2. Ferner ist der Beschluss, mit dem das Landgericht den Beweisantrag abgelehnt hat, unzureichend begründet.
a) Nach ständiger Rechtsprechung des Bundesgerichtshofs muss der Beschluss, mit dem ein Beweisantrag wegen Bedeutungslosigkeit der behaupteten Tatsachen abgelehnt wird, die Erwägungen anführen, aus denen der Tatrichter ihnen keine Bedeutung beimisst. Wird die Bedeutungslosigkeit aus tatsächlichen Umständen gefolgert, so müssen die Tatsachen angegeben werden, aus denen sich ergibt, warum die unter Beweis gestellte Tatsache, selbst wenn sie erwiesen wäre, die Entscheidung des Gerichts nicht beeinflussen könnte. Die erforderliche Begründung entspricht dabei grundsätzlich den Begründungserfordernissen bei der Würdigung von durch die Beweisaufnahme gewonnenen Indiztatsachen in den Urteilsgründen; sie ist auf konkrete Erwägungen zu stützen (vgl. BGH, Beschlüsse vom 1. Oktober 2013 - 3 StR 135/13, NStZ-RR 2014, 54, 55; vom 18. März 2015 - 2 StR 462/14, juris Rn. 5). Geht es um den Angeklagten belastende Beweisbehauptungen, muss die Ablehnung das ganze Beweisthema ohne Einengung, Verkürzung oder Unterstellung erfassen und darlegen, warum dem Tatrichter die im Beweisantrag behauptete Tatsache in Verbindung mit dem bisherigen Beweisergebnis nicht ausreichen würde, um zu einer Verurteilung zu gelangen (zum Ganzen: BGH, Urteil vom 26. Februar 2015 - 4 StR 293/14, NStZ 2015, 355, 356; vgl. insbesondere zu einem Beweisantrag des Nebenklägers ferner BGH, Urteil vom 7. April 2011 - 3 StR 497/10, NStZ 2011, 713, 714 jeweils mwN).

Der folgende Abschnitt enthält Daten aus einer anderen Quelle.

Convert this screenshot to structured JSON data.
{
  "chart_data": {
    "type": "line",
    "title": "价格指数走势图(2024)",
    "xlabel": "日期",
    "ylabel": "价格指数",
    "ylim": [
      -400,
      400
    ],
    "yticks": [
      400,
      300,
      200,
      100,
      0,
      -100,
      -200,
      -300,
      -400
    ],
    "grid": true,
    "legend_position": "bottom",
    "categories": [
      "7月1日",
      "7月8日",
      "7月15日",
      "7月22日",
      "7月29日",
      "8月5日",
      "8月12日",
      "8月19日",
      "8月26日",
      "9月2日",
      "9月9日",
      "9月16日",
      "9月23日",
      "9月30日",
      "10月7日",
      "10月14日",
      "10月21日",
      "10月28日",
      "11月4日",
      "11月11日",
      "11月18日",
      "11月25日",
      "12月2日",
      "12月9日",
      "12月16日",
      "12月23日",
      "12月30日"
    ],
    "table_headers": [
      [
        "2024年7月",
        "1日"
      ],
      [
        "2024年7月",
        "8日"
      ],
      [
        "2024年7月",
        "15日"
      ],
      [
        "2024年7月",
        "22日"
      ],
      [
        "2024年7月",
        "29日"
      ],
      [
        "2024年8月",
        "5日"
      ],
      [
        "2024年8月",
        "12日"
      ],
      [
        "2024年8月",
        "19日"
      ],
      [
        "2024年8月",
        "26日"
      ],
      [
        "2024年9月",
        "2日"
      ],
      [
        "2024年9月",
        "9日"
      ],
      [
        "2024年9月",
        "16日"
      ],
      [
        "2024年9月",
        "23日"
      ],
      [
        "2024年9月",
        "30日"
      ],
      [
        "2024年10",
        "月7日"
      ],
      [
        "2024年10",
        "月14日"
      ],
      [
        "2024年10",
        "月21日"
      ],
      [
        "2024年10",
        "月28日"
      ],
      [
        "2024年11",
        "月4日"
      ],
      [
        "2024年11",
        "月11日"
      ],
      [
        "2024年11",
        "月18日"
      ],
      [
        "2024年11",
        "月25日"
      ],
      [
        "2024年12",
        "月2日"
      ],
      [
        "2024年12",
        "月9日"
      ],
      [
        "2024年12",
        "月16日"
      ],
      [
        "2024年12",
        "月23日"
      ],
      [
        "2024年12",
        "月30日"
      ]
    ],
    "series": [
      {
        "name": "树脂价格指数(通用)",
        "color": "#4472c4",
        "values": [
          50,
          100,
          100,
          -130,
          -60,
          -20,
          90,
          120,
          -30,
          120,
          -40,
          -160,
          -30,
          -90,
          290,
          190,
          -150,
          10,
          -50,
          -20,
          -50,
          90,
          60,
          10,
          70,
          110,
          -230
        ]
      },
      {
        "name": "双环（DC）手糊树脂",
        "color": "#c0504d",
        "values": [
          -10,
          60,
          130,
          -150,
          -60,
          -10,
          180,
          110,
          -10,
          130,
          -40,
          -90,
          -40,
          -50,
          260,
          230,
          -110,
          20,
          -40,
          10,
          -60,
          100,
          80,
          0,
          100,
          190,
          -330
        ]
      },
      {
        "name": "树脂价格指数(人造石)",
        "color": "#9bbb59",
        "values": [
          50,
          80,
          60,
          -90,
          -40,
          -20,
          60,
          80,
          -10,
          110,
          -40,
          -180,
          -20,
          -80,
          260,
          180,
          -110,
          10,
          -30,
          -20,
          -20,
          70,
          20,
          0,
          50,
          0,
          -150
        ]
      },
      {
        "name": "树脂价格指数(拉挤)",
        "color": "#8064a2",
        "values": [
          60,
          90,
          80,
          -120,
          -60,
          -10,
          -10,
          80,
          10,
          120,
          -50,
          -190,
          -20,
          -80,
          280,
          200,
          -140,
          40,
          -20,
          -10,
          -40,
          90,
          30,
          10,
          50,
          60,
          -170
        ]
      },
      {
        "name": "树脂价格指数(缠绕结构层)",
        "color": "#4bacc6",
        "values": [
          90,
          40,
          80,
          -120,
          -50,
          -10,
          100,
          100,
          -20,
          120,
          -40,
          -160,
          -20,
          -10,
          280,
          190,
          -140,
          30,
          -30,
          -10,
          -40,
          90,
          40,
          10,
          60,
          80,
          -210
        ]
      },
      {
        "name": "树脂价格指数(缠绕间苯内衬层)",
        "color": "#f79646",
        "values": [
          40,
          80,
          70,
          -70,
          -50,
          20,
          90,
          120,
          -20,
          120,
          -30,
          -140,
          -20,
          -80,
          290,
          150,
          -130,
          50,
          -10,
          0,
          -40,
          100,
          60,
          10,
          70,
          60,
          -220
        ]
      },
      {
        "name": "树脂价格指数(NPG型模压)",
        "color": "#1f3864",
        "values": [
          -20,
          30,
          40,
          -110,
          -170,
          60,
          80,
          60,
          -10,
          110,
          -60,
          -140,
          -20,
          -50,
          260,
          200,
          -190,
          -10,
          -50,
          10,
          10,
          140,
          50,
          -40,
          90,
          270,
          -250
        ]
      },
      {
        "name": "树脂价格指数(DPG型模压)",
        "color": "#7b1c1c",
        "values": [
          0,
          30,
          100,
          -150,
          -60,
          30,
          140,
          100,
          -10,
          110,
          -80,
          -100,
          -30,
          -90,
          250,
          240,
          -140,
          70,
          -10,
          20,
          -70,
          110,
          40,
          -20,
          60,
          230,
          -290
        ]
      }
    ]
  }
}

b) Den sich hieraus ergebenden Anforderungen genügt der Beschluss des Landgerichts offensichtlich nicht (vgl. auch BGH, Beschluss vom 1. Oktober 2013 - 3 StR 135/13, NStZ-RR 2014, 54, 55).
3. Im Hinblick auf die mehrfachen Rechtsfehler des Landgerichts bedarf keiner Entscheidung, ob hinsichtlich des dem Nebenkläger zustehenden Beweisantragsrechts eine weniger restriktive Anwendung der gesetzlichen Ablehnungsgründe als beim Angeklagten vertretbar ist (so BGH, Beschluss vom 28. April 2010 - 5 StR 487/09, NStZ 2010, 714; hiergegen mit überzeugender Begründung BGH, Urteil vom 7. April 2011 - 3 StR 497/10, NStZ 2011, 713, 714).
Ferner kommt es nicht darauf an, dass die Verfahrensrüge, die den auf die Erholung eines unfallanalytischen Sachverständigengutachtens gerichteten Beweisantrag zum Gegenstand hat, unzulässig ist (§ 344 Abs. 2 Satz 2 StPO), da sie insbesondere den Inhalt der ausdrücklich zum „Teil des Beweisantrags“ gemachten Daten-DVD nicht mitteilt (vgl. allgemein BGH, Beschlüsse vom 17. Juli 2014 - 4 StR 78/14, NStZ 2014, 604, 606 mwN; zu einer entsprechenden Bezugnahme in einem Urteil auch BGH, Urteil vom 2. November 2011 - 2 StR 332/11, BGHSt 57, 53; Beschlüsse vom 14. September 2011 - 5 StR 355/11, BGHR StPO § 267 Abs. 1 Satz 3 Verweisung 3; vom 14. März 2012 - 2 StR 547/11, StV 2013, 73).